- Film poster
- Directed by: Tiffany Hsiung
- Written by: Tiffany Hsiung
- Produced by: Tiffany Hsiung
- Cinematography: Tiffany Hsiung Eugene Weis Jason Lee Wong
- Edited by: Ricardo Acosta Xi Feng
- Music by: Tom Third
- Production company: Golden Nugget Productions
- Release date: September 15, 2020 (TIFF);
- Running time: 29 minutes
- Country: Canada
- Language: English

= Sing Me a Lullaby =

2020 Canadian short documentary film

Sing Me a Lullaby is a Canadian short documentary film, directed by Tiffany Hsiung and released in 2020. The film documents Hsiung's efforts to locate and reconnect with her mother's birth family in Taiwan, following her mother's separation from her parents and adoption in childhood.

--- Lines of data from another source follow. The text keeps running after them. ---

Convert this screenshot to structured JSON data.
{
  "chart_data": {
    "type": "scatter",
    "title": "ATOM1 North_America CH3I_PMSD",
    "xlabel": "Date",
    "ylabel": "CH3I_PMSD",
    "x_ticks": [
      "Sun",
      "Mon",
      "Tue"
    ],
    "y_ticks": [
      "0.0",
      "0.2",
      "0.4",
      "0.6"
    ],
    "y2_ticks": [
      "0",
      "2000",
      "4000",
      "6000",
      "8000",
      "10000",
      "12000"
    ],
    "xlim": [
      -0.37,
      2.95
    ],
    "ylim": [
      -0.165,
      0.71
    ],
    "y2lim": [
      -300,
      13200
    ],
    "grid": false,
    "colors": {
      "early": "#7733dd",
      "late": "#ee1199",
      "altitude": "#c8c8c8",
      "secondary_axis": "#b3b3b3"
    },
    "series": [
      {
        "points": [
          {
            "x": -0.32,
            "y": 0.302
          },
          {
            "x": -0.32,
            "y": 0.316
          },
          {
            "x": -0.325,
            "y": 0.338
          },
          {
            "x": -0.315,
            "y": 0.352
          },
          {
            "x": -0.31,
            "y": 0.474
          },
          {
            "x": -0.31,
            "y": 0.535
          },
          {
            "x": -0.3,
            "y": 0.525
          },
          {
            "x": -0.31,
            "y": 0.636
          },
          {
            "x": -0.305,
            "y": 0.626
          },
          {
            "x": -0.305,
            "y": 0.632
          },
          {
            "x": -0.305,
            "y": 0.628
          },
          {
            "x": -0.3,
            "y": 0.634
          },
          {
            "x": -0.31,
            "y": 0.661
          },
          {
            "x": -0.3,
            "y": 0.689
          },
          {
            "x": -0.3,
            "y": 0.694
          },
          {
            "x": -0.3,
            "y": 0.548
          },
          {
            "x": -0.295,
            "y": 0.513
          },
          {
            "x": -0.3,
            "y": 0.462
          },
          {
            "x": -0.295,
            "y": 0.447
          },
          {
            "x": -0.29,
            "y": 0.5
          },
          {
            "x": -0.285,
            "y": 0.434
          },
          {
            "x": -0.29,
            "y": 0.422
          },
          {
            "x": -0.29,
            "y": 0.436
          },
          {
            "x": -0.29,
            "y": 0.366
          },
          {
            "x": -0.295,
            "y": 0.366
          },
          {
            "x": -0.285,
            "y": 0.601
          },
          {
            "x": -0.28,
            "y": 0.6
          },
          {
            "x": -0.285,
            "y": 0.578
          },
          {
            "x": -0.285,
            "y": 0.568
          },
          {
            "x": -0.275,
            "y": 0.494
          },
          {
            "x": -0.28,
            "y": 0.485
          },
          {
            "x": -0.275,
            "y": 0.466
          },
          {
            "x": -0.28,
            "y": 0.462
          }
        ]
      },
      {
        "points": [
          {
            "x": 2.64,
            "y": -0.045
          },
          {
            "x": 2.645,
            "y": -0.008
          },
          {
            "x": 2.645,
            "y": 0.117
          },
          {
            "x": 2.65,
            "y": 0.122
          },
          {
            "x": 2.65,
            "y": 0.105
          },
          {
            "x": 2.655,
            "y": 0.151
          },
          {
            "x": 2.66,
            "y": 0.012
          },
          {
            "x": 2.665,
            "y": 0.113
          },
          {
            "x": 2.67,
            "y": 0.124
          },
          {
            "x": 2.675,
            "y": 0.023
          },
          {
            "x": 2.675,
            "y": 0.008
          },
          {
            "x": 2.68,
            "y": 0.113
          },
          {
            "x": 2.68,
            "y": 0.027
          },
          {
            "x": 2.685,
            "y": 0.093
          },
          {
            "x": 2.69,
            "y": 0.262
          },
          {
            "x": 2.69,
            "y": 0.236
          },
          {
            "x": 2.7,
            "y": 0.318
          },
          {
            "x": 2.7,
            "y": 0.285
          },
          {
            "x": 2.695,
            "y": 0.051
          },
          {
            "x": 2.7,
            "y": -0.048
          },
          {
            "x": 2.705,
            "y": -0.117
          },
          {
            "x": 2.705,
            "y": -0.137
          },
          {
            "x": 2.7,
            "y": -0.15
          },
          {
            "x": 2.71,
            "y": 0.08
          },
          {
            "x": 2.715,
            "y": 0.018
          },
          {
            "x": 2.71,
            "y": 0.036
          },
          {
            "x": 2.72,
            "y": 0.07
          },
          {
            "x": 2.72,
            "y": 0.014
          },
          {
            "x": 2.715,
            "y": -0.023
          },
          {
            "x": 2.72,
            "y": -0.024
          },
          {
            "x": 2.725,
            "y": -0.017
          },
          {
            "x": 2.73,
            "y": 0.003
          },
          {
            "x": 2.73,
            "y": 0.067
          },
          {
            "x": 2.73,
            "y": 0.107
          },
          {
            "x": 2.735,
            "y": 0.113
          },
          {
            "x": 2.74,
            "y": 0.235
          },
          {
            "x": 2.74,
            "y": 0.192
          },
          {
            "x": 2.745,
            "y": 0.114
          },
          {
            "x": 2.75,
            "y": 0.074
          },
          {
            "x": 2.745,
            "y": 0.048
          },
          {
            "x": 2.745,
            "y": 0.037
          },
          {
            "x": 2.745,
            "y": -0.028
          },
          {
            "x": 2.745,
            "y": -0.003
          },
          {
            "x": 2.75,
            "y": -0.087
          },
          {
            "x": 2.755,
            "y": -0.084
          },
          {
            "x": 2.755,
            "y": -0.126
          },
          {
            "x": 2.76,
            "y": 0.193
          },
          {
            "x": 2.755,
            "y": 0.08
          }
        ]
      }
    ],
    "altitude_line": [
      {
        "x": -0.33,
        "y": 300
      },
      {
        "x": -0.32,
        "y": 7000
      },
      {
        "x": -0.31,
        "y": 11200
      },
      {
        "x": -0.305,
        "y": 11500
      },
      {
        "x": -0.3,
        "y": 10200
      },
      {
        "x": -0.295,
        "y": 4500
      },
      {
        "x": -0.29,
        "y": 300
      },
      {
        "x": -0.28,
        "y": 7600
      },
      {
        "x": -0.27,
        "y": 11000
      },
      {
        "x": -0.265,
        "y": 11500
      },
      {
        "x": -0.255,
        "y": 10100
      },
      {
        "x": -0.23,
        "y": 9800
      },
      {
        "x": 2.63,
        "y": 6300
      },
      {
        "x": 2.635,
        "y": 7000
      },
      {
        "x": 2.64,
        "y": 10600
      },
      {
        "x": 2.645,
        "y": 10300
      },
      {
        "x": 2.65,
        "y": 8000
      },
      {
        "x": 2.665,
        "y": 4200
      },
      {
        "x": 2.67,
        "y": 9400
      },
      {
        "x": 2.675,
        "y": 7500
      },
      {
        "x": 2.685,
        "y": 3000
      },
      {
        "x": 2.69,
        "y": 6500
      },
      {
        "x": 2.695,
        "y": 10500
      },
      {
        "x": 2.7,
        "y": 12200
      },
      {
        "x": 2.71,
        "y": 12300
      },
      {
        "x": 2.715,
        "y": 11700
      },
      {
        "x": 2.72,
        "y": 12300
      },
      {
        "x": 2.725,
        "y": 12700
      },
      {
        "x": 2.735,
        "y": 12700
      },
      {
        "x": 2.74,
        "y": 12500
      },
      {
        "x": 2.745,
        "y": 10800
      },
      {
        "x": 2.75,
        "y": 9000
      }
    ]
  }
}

The film premiered at the 2020 Toronto International Film Festival, where it was named winner of the Share Her Journey award. The film was subsequently also announced as a nominee for Best Short Film at the 2020 Directors Guild of Canada awards.

The film was named to TIFF's year-end Canada's Top Ten list for short films. The film won the Canadian Screen Award for Best Short Documentary at the 9th Canadian Screen Awards in 2021.